Dilma, Dilma, Dilma, Neves, Sil-.
The letters in this sentence roughly represent the proportion of free TV airtime that each of Brazil’s three major presidential candidates—President Dilma Rousseff and challengers Aécio Neves and Marina Silva—receives to advertise, based on their party’s representation in government.
Because Silva’s Partido Socialista Brasileiro (Brazilian Socialist Party—PSB) has minimal representation in the lower house of Congress, she only gets a two-minute window in the 25-minute block of free campaign advertising that’s broadcast on TV twice a day every day. President Dilma Rousseff gets nearly six times as much, thanks to the popularity of her Partido dos Trabalhadores (Workers’ Party—PT). Partido da Social Democracia Brasileira (Brazilian Social Democratic Party—PSDB) candidate Aécio Neves, the other top challenger, gets about four and a half minutes.
Yet while Brazilian electoral rules for political TV advertising give Rousseff a clear advantage in her bid for re-election on October 5, the latest polls show Rousseff in a statistical tie against Silva, whose political rise has drawn parallels to the 2008 candidacy of Barack Obama.

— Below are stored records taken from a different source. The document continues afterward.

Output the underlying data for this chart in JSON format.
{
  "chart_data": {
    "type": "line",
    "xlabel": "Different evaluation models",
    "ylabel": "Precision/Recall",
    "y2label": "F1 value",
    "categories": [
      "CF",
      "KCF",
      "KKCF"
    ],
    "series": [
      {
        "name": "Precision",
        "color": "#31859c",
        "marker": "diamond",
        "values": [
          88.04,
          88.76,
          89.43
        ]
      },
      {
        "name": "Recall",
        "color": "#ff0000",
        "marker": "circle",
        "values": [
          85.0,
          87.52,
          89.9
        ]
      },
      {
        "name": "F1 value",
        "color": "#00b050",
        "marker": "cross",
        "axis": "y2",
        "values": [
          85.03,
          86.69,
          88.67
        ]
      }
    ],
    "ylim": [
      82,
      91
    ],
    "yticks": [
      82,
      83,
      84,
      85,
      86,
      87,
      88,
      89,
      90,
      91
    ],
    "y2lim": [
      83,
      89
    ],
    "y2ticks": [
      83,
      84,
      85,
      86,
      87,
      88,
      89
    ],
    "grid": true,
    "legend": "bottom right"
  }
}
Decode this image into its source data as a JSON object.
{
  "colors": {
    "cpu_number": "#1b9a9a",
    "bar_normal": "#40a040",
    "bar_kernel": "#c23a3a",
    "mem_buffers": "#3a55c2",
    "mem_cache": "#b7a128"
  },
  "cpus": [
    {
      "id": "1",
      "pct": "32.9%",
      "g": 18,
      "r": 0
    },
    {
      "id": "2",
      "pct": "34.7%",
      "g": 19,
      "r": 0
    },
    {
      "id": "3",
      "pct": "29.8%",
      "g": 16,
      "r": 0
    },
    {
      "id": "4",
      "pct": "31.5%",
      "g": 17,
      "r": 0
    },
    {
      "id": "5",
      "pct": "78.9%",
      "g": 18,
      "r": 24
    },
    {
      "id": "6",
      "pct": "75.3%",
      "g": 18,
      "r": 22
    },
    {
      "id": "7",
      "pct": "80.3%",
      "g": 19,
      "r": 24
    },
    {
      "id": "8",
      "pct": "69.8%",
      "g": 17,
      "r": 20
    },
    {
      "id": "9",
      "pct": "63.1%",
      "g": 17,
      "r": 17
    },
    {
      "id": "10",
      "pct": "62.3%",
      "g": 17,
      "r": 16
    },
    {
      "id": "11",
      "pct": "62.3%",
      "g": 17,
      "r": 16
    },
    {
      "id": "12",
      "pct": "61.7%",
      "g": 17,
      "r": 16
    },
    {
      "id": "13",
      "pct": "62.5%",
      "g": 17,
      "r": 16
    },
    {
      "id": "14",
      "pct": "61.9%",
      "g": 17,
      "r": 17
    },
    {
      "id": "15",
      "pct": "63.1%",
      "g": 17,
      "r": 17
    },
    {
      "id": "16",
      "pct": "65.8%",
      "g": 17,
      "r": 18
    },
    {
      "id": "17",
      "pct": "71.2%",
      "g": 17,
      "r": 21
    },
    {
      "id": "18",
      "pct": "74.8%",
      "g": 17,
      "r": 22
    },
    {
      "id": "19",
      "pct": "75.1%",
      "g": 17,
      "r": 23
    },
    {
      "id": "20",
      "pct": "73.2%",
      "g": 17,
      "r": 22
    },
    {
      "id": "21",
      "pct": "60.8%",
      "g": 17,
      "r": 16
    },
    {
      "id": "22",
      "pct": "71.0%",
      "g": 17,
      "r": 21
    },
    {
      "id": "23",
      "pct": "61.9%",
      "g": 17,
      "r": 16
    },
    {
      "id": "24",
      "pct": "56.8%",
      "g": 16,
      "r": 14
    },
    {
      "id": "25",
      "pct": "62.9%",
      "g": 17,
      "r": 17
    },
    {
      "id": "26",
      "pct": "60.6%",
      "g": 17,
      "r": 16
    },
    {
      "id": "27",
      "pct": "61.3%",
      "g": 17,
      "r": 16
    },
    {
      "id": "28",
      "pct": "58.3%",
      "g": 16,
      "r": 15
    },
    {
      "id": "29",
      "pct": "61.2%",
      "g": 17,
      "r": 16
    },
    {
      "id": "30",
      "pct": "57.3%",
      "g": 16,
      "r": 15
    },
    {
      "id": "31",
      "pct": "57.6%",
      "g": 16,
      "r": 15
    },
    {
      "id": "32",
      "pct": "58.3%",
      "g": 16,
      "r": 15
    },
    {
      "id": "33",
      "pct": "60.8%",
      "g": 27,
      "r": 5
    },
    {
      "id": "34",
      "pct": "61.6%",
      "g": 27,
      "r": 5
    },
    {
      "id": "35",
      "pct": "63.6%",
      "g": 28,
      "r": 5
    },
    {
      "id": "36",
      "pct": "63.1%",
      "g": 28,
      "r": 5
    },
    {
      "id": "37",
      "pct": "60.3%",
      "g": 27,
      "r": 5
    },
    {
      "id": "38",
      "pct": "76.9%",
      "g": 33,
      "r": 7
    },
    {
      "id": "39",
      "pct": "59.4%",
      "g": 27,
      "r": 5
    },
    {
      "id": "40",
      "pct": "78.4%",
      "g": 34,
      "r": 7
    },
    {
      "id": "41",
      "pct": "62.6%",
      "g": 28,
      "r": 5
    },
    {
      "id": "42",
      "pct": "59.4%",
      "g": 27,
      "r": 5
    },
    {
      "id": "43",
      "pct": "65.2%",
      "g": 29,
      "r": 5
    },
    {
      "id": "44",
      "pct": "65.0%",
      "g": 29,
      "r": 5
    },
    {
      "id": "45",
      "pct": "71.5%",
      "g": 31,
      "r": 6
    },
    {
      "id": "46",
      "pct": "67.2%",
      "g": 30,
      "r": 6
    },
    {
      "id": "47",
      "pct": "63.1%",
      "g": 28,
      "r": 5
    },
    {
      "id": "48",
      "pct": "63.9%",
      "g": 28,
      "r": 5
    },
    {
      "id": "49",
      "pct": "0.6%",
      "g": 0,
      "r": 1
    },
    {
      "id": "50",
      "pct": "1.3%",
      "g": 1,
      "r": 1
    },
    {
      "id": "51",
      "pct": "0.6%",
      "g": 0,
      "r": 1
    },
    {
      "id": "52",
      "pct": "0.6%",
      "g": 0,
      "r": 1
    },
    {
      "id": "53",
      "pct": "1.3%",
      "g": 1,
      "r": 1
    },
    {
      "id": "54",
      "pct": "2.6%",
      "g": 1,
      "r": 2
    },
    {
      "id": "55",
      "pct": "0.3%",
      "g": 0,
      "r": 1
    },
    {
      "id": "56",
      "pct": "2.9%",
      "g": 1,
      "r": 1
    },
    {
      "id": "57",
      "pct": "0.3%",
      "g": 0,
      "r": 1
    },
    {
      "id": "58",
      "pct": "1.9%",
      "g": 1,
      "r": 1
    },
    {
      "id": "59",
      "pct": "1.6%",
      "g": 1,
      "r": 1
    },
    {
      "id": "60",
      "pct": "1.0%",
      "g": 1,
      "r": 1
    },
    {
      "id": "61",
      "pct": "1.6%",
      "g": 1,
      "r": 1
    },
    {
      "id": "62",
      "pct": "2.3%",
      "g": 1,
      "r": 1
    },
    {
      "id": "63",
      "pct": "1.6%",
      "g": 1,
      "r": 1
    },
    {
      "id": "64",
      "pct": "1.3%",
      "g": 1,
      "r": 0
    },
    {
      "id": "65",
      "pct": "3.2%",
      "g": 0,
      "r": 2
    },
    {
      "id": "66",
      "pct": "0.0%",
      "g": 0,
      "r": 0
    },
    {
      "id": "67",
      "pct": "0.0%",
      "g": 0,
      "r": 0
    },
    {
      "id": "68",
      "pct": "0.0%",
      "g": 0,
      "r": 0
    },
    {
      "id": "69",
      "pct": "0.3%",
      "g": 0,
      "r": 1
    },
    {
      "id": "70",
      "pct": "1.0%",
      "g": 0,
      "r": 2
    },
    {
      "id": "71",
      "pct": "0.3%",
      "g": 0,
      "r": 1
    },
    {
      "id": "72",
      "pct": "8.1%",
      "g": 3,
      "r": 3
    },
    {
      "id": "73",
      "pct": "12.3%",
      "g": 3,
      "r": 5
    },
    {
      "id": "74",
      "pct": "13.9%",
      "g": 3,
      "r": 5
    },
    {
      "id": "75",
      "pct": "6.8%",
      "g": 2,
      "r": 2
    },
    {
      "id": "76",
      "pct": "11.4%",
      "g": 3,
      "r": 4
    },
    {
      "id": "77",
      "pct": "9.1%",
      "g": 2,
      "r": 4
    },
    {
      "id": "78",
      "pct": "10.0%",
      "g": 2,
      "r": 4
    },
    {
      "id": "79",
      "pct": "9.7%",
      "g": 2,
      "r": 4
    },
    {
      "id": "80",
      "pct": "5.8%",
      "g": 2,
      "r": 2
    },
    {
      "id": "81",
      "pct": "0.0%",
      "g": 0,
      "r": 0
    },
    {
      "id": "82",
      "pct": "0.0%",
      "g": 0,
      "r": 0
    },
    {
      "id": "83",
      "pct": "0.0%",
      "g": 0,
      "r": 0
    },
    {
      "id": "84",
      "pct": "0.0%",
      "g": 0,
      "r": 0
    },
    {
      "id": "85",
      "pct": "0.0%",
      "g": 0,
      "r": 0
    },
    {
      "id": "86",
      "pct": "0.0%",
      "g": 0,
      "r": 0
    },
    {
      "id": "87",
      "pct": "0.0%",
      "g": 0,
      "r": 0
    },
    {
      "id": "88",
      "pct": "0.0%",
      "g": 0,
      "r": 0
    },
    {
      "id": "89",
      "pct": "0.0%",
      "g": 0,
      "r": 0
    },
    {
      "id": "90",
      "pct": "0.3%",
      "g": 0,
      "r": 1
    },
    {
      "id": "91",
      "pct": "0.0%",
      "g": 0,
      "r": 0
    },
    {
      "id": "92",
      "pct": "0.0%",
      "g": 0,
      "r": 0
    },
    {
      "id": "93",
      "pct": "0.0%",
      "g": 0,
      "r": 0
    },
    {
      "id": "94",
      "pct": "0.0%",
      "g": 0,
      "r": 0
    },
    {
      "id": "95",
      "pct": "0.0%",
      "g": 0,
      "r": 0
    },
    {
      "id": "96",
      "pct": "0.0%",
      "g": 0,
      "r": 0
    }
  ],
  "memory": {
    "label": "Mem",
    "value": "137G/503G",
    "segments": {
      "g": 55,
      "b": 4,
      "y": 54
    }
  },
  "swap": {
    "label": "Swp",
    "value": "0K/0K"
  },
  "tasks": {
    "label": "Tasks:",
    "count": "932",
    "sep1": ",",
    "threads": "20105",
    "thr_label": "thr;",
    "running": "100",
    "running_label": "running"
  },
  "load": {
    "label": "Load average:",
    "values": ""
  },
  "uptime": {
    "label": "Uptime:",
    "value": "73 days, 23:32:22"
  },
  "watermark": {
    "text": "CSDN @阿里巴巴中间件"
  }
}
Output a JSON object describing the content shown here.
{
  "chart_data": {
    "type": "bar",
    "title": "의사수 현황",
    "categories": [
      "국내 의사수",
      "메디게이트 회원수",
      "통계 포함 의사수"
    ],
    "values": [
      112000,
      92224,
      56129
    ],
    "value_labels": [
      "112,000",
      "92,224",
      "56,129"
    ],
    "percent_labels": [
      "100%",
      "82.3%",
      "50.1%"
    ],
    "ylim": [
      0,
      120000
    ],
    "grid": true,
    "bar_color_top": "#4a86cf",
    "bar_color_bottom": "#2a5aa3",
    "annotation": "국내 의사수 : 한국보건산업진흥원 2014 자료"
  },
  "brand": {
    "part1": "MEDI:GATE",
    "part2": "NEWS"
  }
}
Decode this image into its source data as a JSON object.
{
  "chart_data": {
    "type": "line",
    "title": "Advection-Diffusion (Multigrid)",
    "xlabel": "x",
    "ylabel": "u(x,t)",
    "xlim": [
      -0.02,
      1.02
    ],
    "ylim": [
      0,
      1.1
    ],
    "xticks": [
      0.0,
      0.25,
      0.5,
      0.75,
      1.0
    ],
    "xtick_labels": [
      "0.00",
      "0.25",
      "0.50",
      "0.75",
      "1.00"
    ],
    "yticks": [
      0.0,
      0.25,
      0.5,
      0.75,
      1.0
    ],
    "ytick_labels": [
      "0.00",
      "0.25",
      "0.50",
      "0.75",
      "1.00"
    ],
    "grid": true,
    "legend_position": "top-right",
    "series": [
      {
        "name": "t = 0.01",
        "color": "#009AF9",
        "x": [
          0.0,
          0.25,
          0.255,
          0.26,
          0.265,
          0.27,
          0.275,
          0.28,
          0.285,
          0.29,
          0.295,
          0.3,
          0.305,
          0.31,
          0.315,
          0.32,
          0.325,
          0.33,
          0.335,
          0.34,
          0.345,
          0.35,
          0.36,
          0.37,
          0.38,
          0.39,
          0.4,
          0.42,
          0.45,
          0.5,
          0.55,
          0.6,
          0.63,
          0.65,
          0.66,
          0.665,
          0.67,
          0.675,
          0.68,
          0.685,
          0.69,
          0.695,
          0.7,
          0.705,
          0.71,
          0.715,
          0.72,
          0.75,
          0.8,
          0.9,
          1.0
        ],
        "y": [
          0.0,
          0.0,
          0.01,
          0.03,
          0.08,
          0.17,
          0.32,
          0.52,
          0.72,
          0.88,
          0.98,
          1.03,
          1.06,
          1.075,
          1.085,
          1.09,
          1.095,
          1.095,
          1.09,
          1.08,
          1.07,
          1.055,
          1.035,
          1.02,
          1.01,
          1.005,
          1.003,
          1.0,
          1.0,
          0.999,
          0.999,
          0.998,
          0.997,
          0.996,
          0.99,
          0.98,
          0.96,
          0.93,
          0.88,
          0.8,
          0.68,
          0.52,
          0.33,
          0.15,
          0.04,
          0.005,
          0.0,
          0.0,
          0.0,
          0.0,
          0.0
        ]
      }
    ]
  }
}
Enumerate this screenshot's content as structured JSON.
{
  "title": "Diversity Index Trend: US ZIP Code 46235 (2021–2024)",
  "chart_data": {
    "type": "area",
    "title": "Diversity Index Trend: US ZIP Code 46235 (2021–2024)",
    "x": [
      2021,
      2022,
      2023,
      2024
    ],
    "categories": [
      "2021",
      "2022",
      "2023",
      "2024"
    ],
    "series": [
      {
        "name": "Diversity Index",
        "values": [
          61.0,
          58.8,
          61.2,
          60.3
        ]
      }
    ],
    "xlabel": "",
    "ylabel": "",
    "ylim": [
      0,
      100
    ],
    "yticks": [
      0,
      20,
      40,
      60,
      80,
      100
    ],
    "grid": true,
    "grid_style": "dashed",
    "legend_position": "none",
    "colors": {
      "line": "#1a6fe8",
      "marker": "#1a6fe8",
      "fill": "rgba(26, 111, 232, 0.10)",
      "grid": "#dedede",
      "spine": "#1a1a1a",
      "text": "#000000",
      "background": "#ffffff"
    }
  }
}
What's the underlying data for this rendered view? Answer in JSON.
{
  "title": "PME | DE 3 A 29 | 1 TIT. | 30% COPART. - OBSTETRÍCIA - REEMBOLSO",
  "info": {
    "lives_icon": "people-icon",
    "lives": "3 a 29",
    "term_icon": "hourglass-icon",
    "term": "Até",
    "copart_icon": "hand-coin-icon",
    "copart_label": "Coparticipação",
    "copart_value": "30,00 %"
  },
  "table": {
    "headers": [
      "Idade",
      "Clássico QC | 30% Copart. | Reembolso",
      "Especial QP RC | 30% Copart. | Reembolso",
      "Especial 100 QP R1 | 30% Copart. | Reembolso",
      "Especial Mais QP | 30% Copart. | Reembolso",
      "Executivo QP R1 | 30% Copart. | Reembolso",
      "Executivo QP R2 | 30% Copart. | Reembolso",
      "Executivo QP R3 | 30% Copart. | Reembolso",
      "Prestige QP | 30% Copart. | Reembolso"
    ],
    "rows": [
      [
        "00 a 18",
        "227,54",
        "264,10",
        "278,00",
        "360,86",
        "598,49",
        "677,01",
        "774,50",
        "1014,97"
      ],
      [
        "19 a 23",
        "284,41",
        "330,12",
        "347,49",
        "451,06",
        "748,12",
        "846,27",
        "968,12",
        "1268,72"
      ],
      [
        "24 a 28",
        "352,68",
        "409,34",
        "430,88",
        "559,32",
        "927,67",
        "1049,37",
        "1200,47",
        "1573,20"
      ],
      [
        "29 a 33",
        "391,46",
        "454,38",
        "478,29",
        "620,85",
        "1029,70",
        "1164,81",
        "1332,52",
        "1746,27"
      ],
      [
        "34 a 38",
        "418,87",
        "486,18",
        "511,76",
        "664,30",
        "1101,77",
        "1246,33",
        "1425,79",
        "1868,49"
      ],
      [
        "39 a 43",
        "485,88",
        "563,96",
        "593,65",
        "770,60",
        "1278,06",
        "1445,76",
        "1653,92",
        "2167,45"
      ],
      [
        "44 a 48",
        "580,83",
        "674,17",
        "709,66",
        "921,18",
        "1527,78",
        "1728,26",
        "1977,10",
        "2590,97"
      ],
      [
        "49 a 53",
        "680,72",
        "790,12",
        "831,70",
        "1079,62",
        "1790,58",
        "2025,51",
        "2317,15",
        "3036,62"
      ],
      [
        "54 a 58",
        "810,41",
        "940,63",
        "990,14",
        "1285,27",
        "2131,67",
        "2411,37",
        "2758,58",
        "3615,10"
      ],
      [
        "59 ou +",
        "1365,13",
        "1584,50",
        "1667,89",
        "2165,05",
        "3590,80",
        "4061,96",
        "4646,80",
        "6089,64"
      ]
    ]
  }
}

By many comparisons, however, Obama had it easy. He was not battling an incumbent, and he had plenty of time to build up the largest campaign war chest in history, with few barriers on how to spend it. Silva, who would also be her country’s first black president, has the least campaign funding of any major candidate and a major disadvantage in advertising on TV, which is how most Brazilians consume their news.For a while, polls mirrored that breakdown of TV airtime, with Rousseff leading against Neves—while far behind was the PSB with its former presidential candidate Eduardo Campos. But when Campos died in a tragic plane crash August 13, Silva was elevated to the top of the party’s ticket and her popularity surged on a wave of sympathy and enthusiasm.
Polls now show a dead heat. In the latest survey from leading pollster Ibope that was released on September 23, Rousseff and Silva are tied. In a likely second-round runoff on October 26—which will happen if no candidate wins more than 50 percent in the first round—Rousseff and Silva would each earn an estimated 41 percent of the vote. Polls released the same day from CNT/MDA and Vox Populi alternatively favored Silva and Rousseff.
Analysts are reading the tea leaves to project who will win, while many undecided voters will be looking for direction during the remaining presidential debates on September 28 and October 2. Rousseff, a former minister of energy, enjoys support from labor unions and poor voters who have benefitted from the PT’s poverty alleviation programs such as Bolsa Familia. Silva, a former minister of the environment and presidential candidate, has support from young, educated urban voters as well as an investor community tired of interventionist economic policies.
Washington-based political risk consultancy Eurasia views Rousseff as the favorite because of her superior campaign financing, extra TV airtime, and advantage as an incumbent. In recent weeks, she’s clawed back a first-round lead of 9 points against Silva—up from an earlier and narrower lead of 4-6 points—while Silva’s second-round lead has dwindled to being a near statistical tie. Eurasia expects these trend lines to continue.
“Not only does Rousseff continue to benefit from still large popular support and more resources (i.e. TV time, party structure, and campaign funds), but her campaign seems to have been able to successfully fine-tune and moderate the attacks towards Marina in the last several days, after the more aggressive negative campaigning began showing early signs of a blowback last week,” Eurasia wrote in a September 24 note to clients.
But the New York-based advisory firm Nomura Securities favors Silva precisely because she is polling so well despite disadvantages in advertising and funding. A majority of the electorate is looking for substantial change, a role that Silva has filled thanks to her incredible rise from being the uneducated daughter of poor Amazon rubber tappers.
“One can draw a parallel with the promise of the Obama candidacy in 2008 in the United States,” Nomura wrote in a September 16 note to clients.
Come the second round of the election and the expected faceoff between Silva and Rousseff, the political opposition will be united, Silva’s campaign will be more organized, and the allotted TV airtime will be split evenly—looking something more like Dilma, Dilma, Dilma, Silva, Silva, Silva.